Il primo passo da compiere spesso  è quello di imparare a distinguere la fame biologica dalla fame nervosa (eating emozionale).

Ma quali sono le differenze?

Per fame biologica si intende la necessità di assumere cibo dopo alcune ore di digiuno, ciò consente all’organismo di assumere i nutrienti in funzione della necessità biologica. Il “centro della fame” (come anche quello della sazietà) si trova a livello ipotalamico, ed è una zona sempre attiva che esercita l’impulso all’ingestione di alimenti. Il sistema nervoso centrale ha quindi un’importanza fondamentale sui meccanismi implicati nella scelta degli alimenti per mantenere un rapporto equilibrato in nutrienti: la scelta di un alimento piuttosto che un altro risponde ad una specifica richiesta neuroendocrina che sta alla base del comportamento alimentare.

Il controllo dell’assunzione del cibo consiste quindi in una complessa rete di segnali che raccolgono informazioni dalla periferia (tessuto adiposo, intestino, stomaco), vengono elaborati a livello ipotalamico e quindi integrati a livello corticale per tradursi in comportamenti di ricerca di cibo oppure di non assunzione di cibo.
 E’ pur vero che la voglia di cibo non si instaura solamente in condizioni appena descritte , è sempre più frequente assistere infatti  a racconti di pazienti che hanno un impulso irrefrenabile di mangiare anche subito dopo un pasto. Come e perchè avviene?

Il cibo rappresenta spesso un pronto intervento, per nascondere altro, in modo particolare l’incapacità di gestire le emozioni.
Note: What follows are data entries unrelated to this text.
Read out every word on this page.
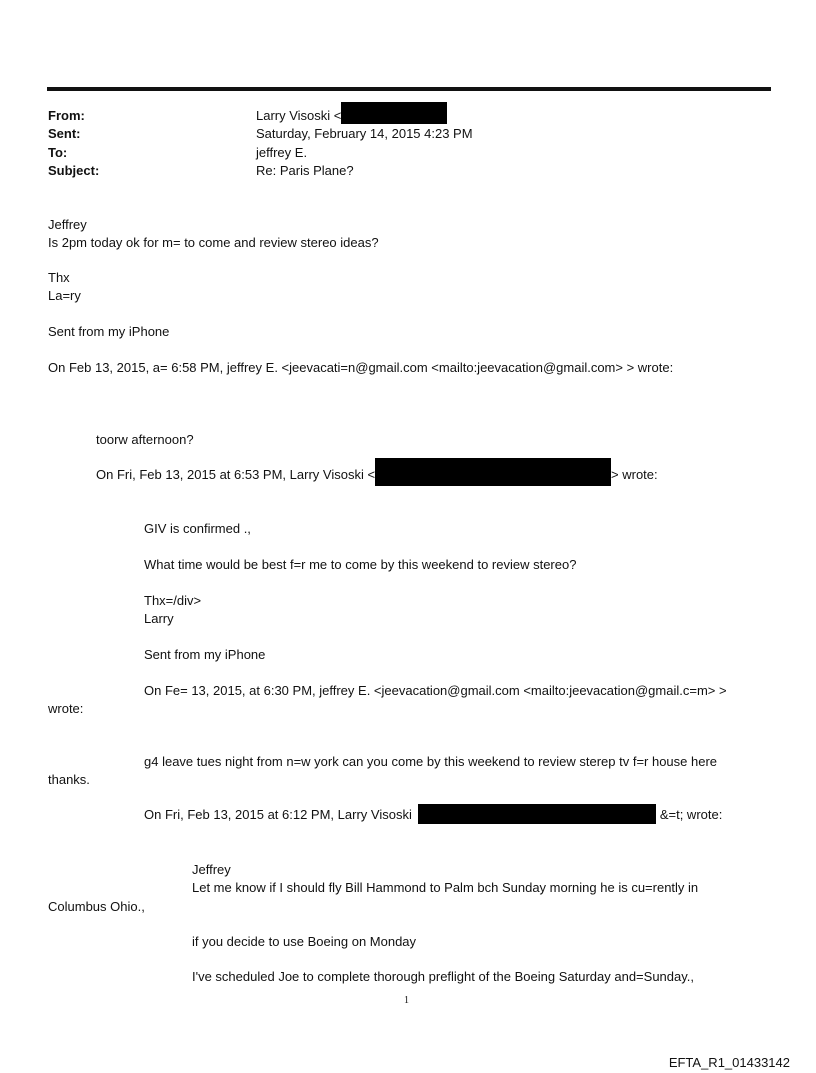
From:	Larry Visoski <
Sent:	Saturday, February 14, 2015 4:23 PM
To:	jeffrey E.
Subject:	Re: Paris Plane?
Jeffrey
Is 2pm today ok for m= to come and review stereo ideas?
Thx
La=ry
Sent from my iPhone
On Feb 13, 2015, a= 6:58 PM, jeffrey E. <jeevacati=n@gmail.com <mailto:jeevacation@gmail.com> > wrote:
toorw afternoon?
On Fri, Feb 13, 2015 at 6:53 PM, Larry Visoski <	> wrote:
GIV is confirmed .,
What time would be best f=r me to come by this weekend to review stereo?
Thx=/div>
Larry
Sent from my iPhone
On Fe= 13, 2015, at 6:30 PM, jeffrey E. <jeevacation@gmail.com <mailto:jeevacation@gmail.c=m> >
wrote:
g4 leave tues night from n=w york can you come by this weekend to review sterep tv f=r house here
thanks.
On Fri, Feb 13, 2015 at 6:12 PM, Larry Visoski	&=t; wrote:
Jeffrey
Let me know if I should fly Bill Hammond to Palm bch Sunday morning he is cu=rently in
Columbus Ohio.,
if you decide to use Boeing on Monday
I've scheduled Joe to complete thorough preflight of the Boeing Saturday and=Sunday.,
1
EFTA_R1_01433142
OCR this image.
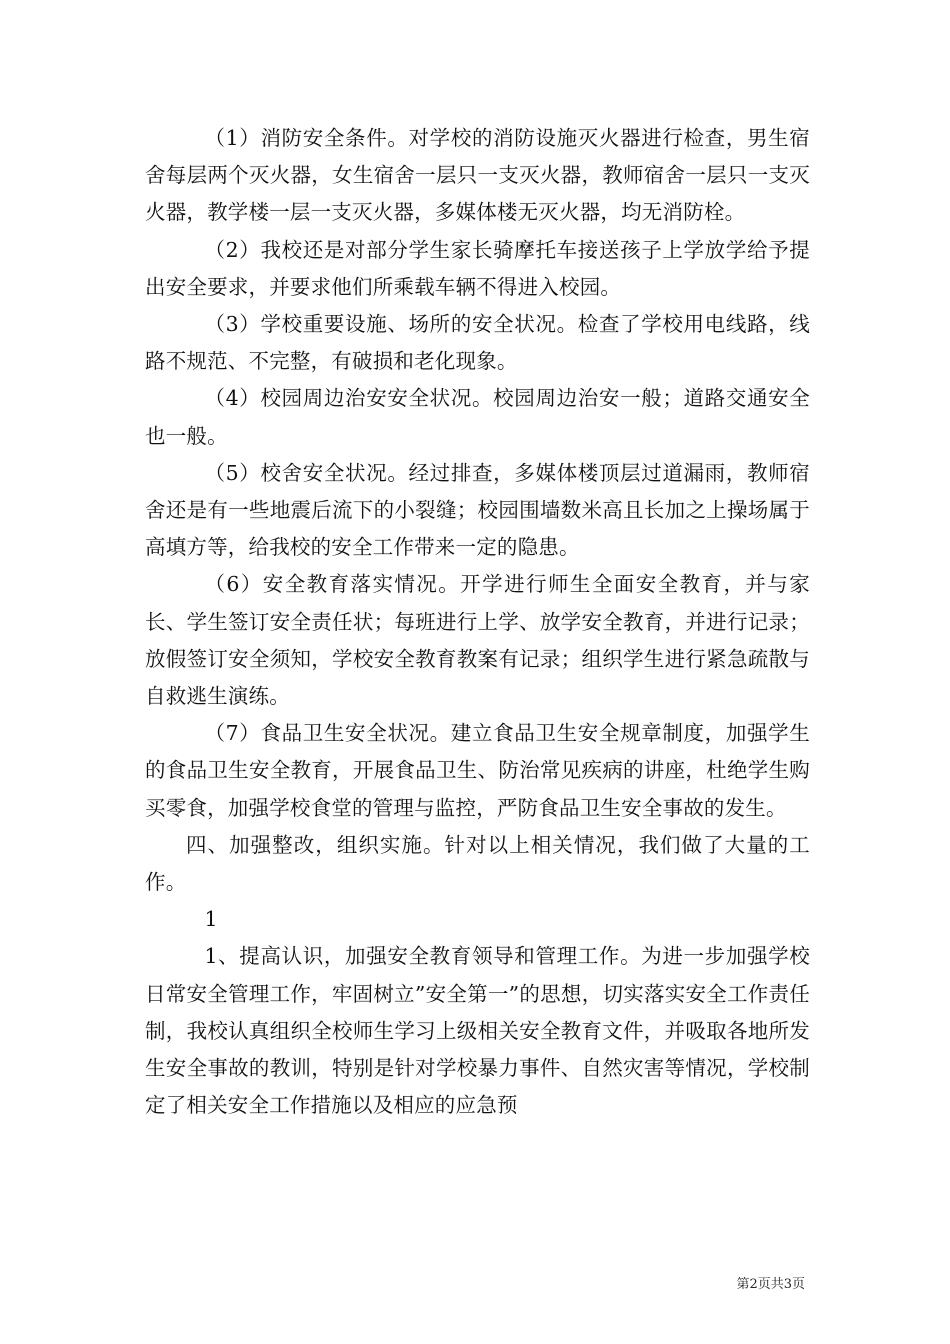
（1）消防安全条件。对学校的消防设施灭火器进行检查，男生宿舍每层两个灭火器，女生宿舍一层只一支灭火器，教师宿舍一层只一支灭火器，教学楼一层一支灭火器，多媒体楼无灭火器，均无消防栓。

（2）我校还是对部分学生家长骑摩托车接送孩子上学放学给予提出安全要求，并要求他们所乘载车辆不得进入校园。

（3）学校重要设施、场所的安全状况。检查了学校用电线路，线路不规范、不完整，有破损和老化现象。

（4）校园周边治安安全状况。校园周边治安一般；道路交通安全也一般。

（5）校舍安全状况。经过排查，多媒体楼顶层过道漏雨，教师宿舍还是有一些地震后流下的小裂缝；校园围墙数米高且长加之上操场属于高填方等，给我校的安全工作带来一定的隐患。

（6）安全教育落实情况。开学进行师生全面安全教育，并与家长、学生签订安全责任状；每班进行上学、放学安全教育，并进行记录；放假签订安全须知，学校安全教育教案有记录；组织学生进行紧急疏散与自救逃生演练。

（7）食品卫生安全状况。建立食品卫生安全规章制度，加强学生的食品卫生安全教育，开展食品卫生、防治常见疾病的讲座，杜绝学生购买零食，加强学校食堂的管理与监控，严防食品卫生安全事故的发生。

四、加强整改，组织实施。针对以上相关情况，我们做了大量的工作。

1

1、提高认识，加强安全教育领导和管理工作。为进一步加强学校日常安全管理工作，牢固树立”安全第一”的思想，切实落实安全工作责任制，我校认真组织全校师生学习上级相关安全教育文件，并吸取各地所发生安全事故的教训，特别是针对学校暴力事件、自然灾害等情况，学校制定了相关安全工作措施以及相应的应急预

第2页共3页
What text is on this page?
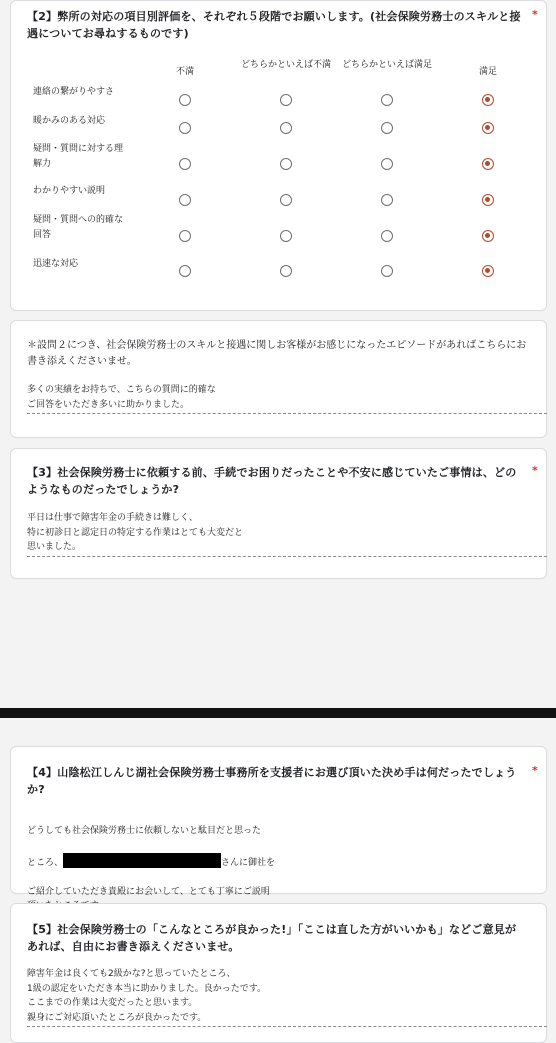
【2】弊所の対応の項目別評価を、それぞれ５段階でお願いします。(社会保険労務士のスキルと接遇についてお尋ねするものです)
*
不満
どちらかといえば不満	どちらかといえば満足
満足
連絡の繋がりやすさ
暖かみのある対応
疑問・質問に対する理解力
わかりやすい説明
疑問・質問への的確な回答
迅速な対応
＊設問２につき、社会保険労務士のスキルと接遇に関しお客様がお感じになったエピソードがあればこちらにお書き添えくださいませ。
多くの実績をお持ちで、こちらの質問に的確な
ご回答をいただき多いに助かりました。
【3】社会保険労務士に依頼する前、手続でお困りだったことや不安に感じていたご事情は、どのようなものだったでしょうか?
*
平日は仕事で障害年金の手続きは難しく、
特に初診日と認定日の特定する作業はとても大変だと
思いました。
【4】山陰松江しんじ湖社会保険労務士事務所を支援者にお選び頂いた決め手は何だったでしょうか?
*

どうしても社会保険労務士に依頼しないと駄目だと思った

ところ、	さんに御社を

ご紹介していただき貴殿にお会いして、とても丁寧にご説明

【5】社会保険労務士の「こんなところが良かった!」「ここは直した方がいいかも」などご意見があれば、自由にお書き添えくださいませ。
障害年金は良くても2級かな?と思っていたところ、
1級の認定をいただき本当に助かりました。良かったです。
ここまでの作業は大変だったと思います。
親身にご対応頂いたところが良かったです。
E’ importante, allora, porre l’attenzione non solo su quanto il paziente mangia ma piuttosto su quali sono i momenti della giornata in cui avverte maggiormente il bisogno di farlo, portandolo a individuare lo stato emotivo alla base. Qualunque sia il motivo per cui ci si sente stressati e sconfortati, cibi come il cioccolato, dolci o patatine, possono essere una soluzione consolatoria per placare stati d’animo, un antidoto alle carenze affettive, incorrendo tuttavia nel rischio di innescare subito dopo un senso di colpa e quindi l’instaurarsi di un altro circolo vizioso. Diete troppo restrittive, affamanti, incentrate solamente sul computo calorico e che non considerano il lato psicologico risultano quasi sempre inutili. Si dimagrisce, ma poi si recuperano i chili persi. Occorre imparare a mangiare, evitando divieti particolarmente rigidi che possono creare anche un isolamento sociale.

E allora? Come fare a dimagrire senza perdere il piacere della convivialità della tavola?

“Si’ al pranzo o cena con amici, basta saper scegliere le pietanze, o perchè no, concedersi anche quel cioccolatino tanto demonizzato nella dieta dimagrante, una volta ogni tanto. “E’ la regola del tutto o niente che va sfatata”, dico sempre ai miei pazienti.

In medio stat virtus” (la virtù sta nel mezzo) dicevano i latini,io credo di avere ottenuto ottimi risultati, non soltanto quando un mio paziente obeso o in sovrappeso dimagrisce , ma quando riconosco che finalmente ha imparato a gestire le sue abitudini alimentari,i suoi bisogni nutrizionali, il suo  rapporto con il cibo in relazione allo stato d’animo“.

“Amare se’ stessi è l’inizio di una lunga storia che dura una vita”, scrisse Oscar Wilde.
Non dovremmo perderlo mai di  vista. Ogni obiettivo ha i propri tempi. L’importante e’ sempre cominciare, dedicarci a fare cio’ che ci piace, che sia un disegno, dello sport, della buona musica, una chiaccherata con un amico, per ritrovare o mantenere l’entusiasmo nei confronti della Vita.